We can expand the DataCite Data-Level Metrics service or Claim Store described in an earlier post to properly handle Github repositories, and the first implementation is available now in DataCite Labs. Continuing with the earlier example of the Python librosa library, the DataCite Claim store tracks links between release, repository and repository owner:
These links are made available in DataCite Labs Search (link), so that users can go directly to either the specific release or the code repository landing page instead of the archived version on Zenodo:
We can use the claim store to not only store those links, but also to track metrics around the software package over time, e.g. the number of Github stars and forks (349 and 68 for a combined 417 in this case):
We will be building out this service in the coming months with the goal of tracking all software packages with DOIs linked to a Github release. Future iterations may also show the number of Github stars and forks directly in the search results. And because the Claim Store provides an open API, this information can also be integrated in other places, most obviously Zenodo.

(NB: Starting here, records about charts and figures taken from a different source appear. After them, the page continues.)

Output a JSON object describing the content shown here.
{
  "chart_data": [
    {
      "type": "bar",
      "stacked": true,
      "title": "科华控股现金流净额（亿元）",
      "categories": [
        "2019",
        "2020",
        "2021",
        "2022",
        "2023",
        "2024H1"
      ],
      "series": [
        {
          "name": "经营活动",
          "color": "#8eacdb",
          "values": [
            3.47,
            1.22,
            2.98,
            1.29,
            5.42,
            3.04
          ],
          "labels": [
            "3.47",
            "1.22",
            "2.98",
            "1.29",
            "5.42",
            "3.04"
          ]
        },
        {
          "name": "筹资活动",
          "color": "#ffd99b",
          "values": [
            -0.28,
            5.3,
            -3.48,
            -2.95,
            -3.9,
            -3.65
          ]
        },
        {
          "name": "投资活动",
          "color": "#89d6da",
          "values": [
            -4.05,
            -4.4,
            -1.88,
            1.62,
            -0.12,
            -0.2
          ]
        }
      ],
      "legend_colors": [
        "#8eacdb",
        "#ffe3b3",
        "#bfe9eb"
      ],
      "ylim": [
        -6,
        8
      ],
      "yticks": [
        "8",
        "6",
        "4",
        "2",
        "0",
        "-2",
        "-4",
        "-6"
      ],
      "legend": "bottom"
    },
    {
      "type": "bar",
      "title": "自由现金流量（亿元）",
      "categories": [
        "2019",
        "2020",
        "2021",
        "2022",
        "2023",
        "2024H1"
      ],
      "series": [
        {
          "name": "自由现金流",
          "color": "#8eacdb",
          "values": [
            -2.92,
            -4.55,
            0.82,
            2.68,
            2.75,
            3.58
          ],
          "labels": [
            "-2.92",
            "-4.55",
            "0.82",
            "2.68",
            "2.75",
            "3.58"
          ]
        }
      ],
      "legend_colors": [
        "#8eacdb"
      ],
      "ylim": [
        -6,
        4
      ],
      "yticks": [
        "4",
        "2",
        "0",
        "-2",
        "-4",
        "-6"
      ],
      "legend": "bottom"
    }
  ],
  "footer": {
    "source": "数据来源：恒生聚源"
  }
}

Language and Domain Repository
Language-specific repositories hold all software packages from a particular language, e.g. pypi for Python or CRAN for R, with a search interface for discovery and a specific format that allows for automatic installation. Although not all scientific software is submitted to these repositories, they are usually the place that software developers go to first for discovery and installation, using a package manager working with these repositories.
Domain-specific repositories such as the Astrophysics Source Code Library (ASCL) or Bioconductor serve important roles for discovery and community building. Both their strength and limitation is their domain-specific nature. They complement the source code repositories mentioned above. One important function of domain-specific repositories is to act as a filter for scientific software. Other approaches to identify software as scientific include:
- software that has a DOI (Zenodo, above)
- software using specific tags (Depsy, see below)
- software cited in the scholarly literature (ScienceToolbox)
Metrics Data Provider
Language-specific repositories provide the detailed information that is needed to more extensively track reuse of a software package. Depsy is a new software metrics data provider by the Impactstory Team that will launch later this month, and will provide detailed information about reuse, including citations in the scholarly literature. Again using librosa as an example, Depsy provides the following information:
Of particular interest is how Depsy tracks reuse, as the service follows all the dependencies and dependencies of dependencies of a software package, described as transitive credit by Dan Katz [-@https://doi.org/10.5334/jors.be]. Depsy is currently tracking software packages in pypi and CRAN, and an open API is available. Once Depsy has launched, it would of course be of great interest to integrate data from the service into the DataCite Claim Store, and Depsy is providing an open API for this.